Organic sales in the United States have slumped after rising steadily for decades.

Sharon Raszap Skorbiansky, research economist with the U.S. Department of Agriculture’s Economic Research Service, said retail sales fell for the first time ever in 2021.

“It was impacted by the COVID-19 pandemic, by high food price inflation, the economic downturn and changes in consumer purchase patterns,” she said during a presentation at the USDA’s 100th Agricultural Outlook.

Sales fell by three percent in 2021 and another 3.5 percent in 2022, the last year for which there is available data.

Her findings seem to contradict those of the Organic Trade Association, which is reporting that organic food sales reached a record US$61.7 billion in 2022, accounting for six percent of the country’s total food sales.

“The organic market grew despite challenging headwinds,” the OTA stated in a news release.

“The sector’s four percent growth in sales value was nearly twice the pace of growth in 2021.”

Raszap Skorbiansky said the difference is that the USDA’s numbers are inflation adjusted to 2023 dollars, while the OTA is using nominal dollars.

She said it has been a tough couple of years for the industry. The U.S. experienced 9.9 percent food price inflation in 2022, the highest since 1978.

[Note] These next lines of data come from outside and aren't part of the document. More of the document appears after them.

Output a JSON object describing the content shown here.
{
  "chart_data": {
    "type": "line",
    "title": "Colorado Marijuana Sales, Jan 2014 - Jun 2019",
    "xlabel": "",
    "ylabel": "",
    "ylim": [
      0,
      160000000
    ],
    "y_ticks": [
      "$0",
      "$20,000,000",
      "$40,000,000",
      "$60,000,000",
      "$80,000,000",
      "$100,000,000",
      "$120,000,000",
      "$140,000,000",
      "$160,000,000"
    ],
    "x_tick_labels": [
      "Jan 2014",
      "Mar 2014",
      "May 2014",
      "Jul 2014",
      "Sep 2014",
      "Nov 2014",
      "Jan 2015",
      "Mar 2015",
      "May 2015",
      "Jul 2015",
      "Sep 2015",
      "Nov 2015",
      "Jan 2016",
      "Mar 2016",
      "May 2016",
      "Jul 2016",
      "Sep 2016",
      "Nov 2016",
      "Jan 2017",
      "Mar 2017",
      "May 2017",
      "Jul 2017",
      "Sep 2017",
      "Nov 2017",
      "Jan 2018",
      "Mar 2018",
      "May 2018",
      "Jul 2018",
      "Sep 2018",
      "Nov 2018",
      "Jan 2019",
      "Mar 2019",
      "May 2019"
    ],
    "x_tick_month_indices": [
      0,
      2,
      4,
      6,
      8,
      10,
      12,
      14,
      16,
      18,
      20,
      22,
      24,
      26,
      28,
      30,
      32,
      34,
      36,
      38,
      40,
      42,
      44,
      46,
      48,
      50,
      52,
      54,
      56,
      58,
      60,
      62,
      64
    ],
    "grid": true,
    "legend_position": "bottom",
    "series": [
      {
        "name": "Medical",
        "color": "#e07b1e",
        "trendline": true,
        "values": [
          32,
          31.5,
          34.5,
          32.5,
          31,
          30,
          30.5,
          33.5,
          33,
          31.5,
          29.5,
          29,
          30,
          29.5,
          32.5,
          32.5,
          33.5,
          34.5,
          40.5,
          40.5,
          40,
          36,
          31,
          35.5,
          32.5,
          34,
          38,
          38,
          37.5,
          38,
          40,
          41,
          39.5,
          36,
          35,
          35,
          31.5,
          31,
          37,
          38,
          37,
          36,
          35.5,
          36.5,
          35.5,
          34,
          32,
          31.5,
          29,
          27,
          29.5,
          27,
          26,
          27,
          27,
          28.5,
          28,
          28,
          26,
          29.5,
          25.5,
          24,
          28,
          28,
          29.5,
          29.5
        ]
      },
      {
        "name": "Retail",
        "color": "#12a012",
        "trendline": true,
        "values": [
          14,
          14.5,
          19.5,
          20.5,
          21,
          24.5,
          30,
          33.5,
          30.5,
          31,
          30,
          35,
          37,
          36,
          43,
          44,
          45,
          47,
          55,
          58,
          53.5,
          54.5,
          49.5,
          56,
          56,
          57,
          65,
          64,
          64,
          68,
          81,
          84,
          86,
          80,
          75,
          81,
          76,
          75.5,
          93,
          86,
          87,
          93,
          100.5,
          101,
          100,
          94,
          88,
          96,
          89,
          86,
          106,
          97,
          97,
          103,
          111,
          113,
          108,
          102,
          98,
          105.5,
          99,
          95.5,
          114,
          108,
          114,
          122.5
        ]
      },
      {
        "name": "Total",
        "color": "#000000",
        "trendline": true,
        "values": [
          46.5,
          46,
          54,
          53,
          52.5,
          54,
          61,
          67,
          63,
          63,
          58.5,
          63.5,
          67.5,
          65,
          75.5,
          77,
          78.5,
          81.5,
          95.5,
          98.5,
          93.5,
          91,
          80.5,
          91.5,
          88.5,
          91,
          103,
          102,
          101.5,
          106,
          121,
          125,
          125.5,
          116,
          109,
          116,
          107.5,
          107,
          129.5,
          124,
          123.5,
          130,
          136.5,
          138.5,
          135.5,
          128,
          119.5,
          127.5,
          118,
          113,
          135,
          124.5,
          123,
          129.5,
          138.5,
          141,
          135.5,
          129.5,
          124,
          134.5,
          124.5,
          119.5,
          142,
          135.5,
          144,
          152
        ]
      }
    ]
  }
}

That hit the organic industry particularly hard because their products tend to have sizeable price premiums over conventional food products.

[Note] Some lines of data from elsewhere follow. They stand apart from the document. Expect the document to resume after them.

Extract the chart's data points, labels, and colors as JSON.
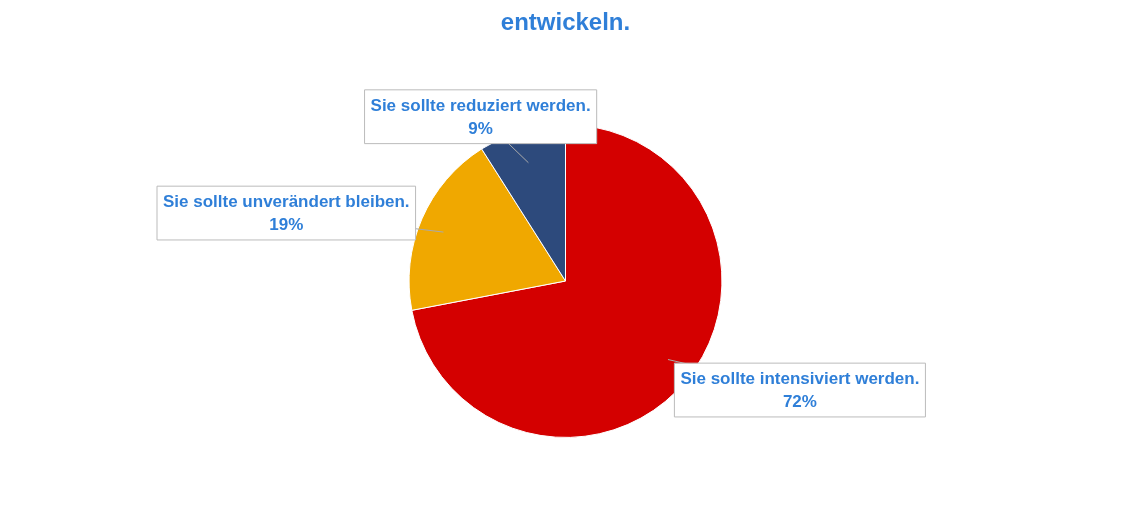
{
  "chart_data": {
    "type": "pie",
    "title": "entwickeln.",
    "categories": [
      "Sie sollte intensiviert werden.",
      "Sie sollte unverändert bleiben.",
      "Sie sollte reduziert werden."
    ],
    "values": [
      72,
      19,
      9
    ],
    "colors": [
      "#d40000",
      "#f0a800",
      "#2d4a7c"
    ],
    "value_labels": [
      "72%",
      "19%",
      "9%"
    ]
  }
}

“It can be challenging for consumers to purchase organics with tightening budgets and with increasing food prices,” said Raszap Skorbiansky.

However, she noted that the 2022 sales were still higher than the pre-pandemic levels of 2019, so there was some demand growth despite the difficult times.

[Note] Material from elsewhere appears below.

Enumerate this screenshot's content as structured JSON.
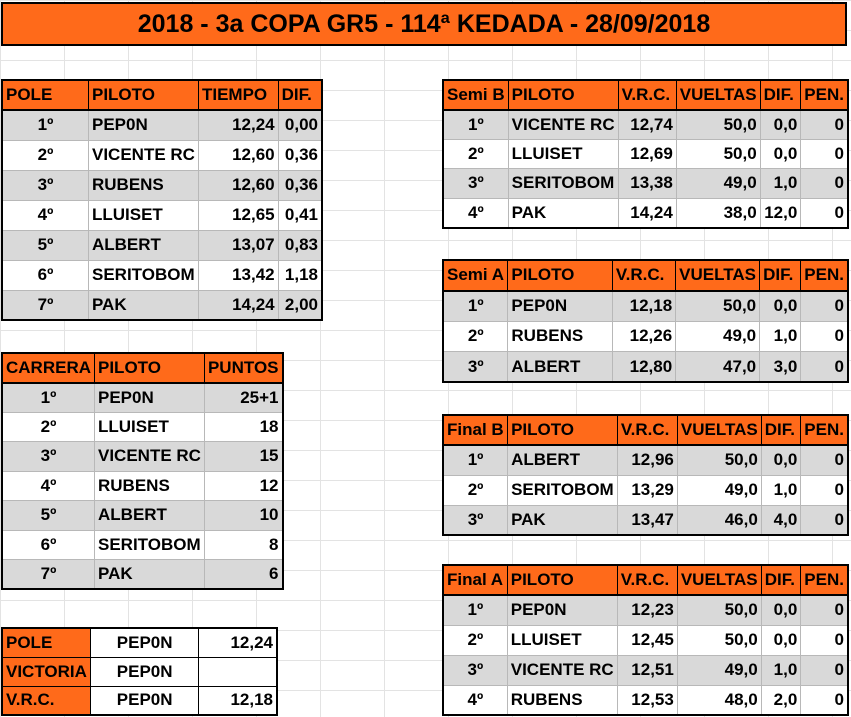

The number of certified organic operations fell to 17,048 in 2022, down from 17,741 in 2017, while 2,125 farmers were transitioning to organics compared to 3,723 in 2017.

Trade of organic products has been robust.

“The value of tracked imports has been trending upwards,” she said.

The U.S. imported nearly $4.5 billion of goods in 2023, up from about $3 billion a couple of years ago.

There are now 125 Harmonized Tariff Schedule (HTS) codes for organic products, with 45 new ones added in 2023, including products like red lentils, flax and wheat gluten.

Exports declined in 2023 to about $700 million, down from about $800 million two years ago. The U.S. tracks fewer export codes than import codes.

“Canada and Mexico take the majority of our organic exports,” said Raszap Skorbiansky.

Fruit and vegetables continue to lead the way in retail sales, accounting for $23 billion, or 35 percent of all organic sales.

An estimated 56 percent of organic food sales occurred in grocery stores, club stores, convenience stores and supercentres compared to 32 percent in natural and health food stores.

Raszap Skorbiansky said that demonstrates the progression of the organic market from niche to mainstream because in 1998 it was the reverse with 31 percent sold in grocery stores and 63 percent in natural/health food stores.